鹿島は前節、町田と対戦。激しい攻防の末に90分を1-1で終え、PK戦を制して勝点2をもぎ取った。それまで二度行われていたPK戦ではともに敗れていたため、初のPK戦で勝利を手にした鬼木 達監督は「やっぱり勝って終わると雰囲気が全然違うと思いました」と、勝点2をポジティブに受け止めていた。リードしたあとのゲーム管理に課題を残したものの、追加点を奪うために畳みかける姿勢は、それまでの試合では見られなかったプラス要素だ。また、ケガを負っていた田川 亨介と小池 龍太が前節でメンバーに復帰したほか、今節は三竿 健斗の出場停止が明ける。中2日の連戦という厳しい条件はあるものの、戦力自体に問題はない。
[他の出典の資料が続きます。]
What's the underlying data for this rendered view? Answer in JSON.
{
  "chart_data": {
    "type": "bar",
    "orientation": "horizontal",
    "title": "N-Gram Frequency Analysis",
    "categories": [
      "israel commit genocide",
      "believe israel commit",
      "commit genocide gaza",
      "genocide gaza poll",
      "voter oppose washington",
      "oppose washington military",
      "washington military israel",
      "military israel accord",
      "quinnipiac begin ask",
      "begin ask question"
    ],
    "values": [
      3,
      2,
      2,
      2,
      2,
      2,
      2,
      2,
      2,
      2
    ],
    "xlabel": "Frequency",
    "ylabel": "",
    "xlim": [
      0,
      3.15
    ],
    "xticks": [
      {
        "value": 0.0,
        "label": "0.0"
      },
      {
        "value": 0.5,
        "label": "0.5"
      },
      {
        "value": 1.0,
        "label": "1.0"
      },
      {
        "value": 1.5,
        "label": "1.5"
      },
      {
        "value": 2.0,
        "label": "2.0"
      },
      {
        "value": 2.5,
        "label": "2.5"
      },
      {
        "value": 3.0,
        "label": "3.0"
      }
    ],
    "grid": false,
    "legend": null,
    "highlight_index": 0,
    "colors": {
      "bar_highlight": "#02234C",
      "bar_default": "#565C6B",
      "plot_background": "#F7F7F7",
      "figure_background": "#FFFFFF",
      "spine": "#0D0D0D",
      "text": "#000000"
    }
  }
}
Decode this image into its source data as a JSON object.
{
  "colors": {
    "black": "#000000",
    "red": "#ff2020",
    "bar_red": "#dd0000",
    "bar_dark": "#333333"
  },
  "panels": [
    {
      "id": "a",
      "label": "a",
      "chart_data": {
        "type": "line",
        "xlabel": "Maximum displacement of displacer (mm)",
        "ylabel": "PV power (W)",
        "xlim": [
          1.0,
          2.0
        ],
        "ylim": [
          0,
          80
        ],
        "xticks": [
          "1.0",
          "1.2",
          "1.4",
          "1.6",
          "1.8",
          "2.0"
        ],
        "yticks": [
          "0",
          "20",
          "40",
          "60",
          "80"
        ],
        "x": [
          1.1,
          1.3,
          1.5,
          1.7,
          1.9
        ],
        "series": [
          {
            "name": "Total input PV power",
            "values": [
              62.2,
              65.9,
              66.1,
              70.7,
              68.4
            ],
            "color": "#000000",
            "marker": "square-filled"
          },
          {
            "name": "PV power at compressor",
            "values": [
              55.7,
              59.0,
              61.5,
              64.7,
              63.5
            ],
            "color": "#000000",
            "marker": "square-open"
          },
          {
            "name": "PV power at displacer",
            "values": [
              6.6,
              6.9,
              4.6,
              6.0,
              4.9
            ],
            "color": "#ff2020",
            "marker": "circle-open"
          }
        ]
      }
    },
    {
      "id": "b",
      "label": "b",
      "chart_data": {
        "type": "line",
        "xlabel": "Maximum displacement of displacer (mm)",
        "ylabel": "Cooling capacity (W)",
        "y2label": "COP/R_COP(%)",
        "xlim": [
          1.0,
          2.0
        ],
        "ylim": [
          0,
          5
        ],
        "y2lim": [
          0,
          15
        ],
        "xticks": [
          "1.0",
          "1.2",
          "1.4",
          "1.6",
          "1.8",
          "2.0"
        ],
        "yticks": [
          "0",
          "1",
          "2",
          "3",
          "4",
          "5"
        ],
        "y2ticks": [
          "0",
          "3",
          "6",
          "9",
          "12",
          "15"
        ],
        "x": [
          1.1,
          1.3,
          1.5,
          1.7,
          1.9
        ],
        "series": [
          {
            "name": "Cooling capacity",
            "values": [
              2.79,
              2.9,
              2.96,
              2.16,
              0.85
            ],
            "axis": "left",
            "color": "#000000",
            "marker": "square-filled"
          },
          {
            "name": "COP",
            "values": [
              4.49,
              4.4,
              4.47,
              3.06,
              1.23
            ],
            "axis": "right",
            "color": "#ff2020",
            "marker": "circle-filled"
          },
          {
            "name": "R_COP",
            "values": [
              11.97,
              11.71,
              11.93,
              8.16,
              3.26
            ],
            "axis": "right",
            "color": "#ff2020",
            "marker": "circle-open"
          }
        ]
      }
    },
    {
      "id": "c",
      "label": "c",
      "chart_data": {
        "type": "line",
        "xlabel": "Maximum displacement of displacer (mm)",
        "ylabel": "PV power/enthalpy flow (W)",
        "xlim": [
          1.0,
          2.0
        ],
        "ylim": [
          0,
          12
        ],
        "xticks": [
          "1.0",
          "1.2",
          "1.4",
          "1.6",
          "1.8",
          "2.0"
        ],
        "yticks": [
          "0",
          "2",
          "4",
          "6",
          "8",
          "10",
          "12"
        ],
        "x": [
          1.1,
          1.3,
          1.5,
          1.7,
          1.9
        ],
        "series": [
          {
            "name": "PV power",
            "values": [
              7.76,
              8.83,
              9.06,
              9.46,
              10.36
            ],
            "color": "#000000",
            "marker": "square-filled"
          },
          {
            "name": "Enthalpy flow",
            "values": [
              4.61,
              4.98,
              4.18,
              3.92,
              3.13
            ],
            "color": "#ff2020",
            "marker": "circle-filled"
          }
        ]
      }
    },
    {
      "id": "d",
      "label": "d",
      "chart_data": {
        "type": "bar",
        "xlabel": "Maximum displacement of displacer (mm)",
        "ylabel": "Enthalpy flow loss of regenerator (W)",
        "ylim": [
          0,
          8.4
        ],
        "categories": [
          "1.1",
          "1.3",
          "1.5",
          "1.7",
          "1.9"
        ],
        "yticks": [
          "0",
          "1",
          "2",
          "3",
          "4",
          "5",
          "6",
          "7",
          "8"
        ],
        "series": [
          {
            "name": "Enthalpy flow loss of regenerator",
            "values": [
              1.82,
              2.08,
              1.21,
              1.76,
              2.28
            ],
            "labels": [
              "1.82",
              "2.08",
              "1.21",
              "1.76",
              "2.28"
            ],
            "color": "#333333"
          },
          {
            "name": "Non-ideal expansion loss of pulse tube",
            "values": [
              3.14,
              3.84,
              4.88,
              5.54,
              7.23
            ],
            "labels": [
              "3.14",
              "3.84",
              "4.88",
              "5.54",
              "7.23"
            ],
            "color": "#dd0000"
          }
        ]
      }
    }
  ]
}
対する水戸も連戦に苦労しながらも、選手をうまくやり繰りして自分たちのスタイルを貫いている。前節・横浜FM戦では樹森 大介監督が「3~4試合前から計算したメンバーで挑みました。いかに横浜FMさんに対して優位性を持てるかという人選をしました」と語るように、直近の試合から先発を5人入れ替えながらも戦術的な一貫性を発揮。水戸らしい粘り強さを見せながらエース・渡邉 新太のゴールもあり、PK戦の末に勝利している。水戸は中3日と鹿島と比べて少しだけ日程的な余裕はあるが、どちらのチームも誰が出ても同じ戦いができることを目指している。チームとしての完成度が問われる試合となりそうだ。
今大会においては初めての連戦を戦っている最中だが、鹿島の選手たちの鼻息は荒い。エースストライカーであるレオ セアラは「僕はすべての試合に出たいと思って準備している。おそらくみんながそう思っていることが良い方向に進んでいる」と、試合に出て活躍したいという気持ちが好調の原動力になっていると話す。前回対戦でダービーであることを強調した鬼木 達監督は「プレッシャーはあまり与えたくないんですけど、実際にチケットが完売したり注目度があるのは年間を通してそんなに多いわけではない。プロ選手として、プロの指導者としてこだわってやっていきたい」とあらためて強い意気込みを示す。
そうした姿勢は鹿島だけのものではなく、水戸の選手や監督にも言えることだろう。コンディションが完璧ではないからこそ、余計に勝ちたい気持ちの強弱は試合に色濃く影響を及ぼす。激しい意地と意地のぶつかり合いに期待だ。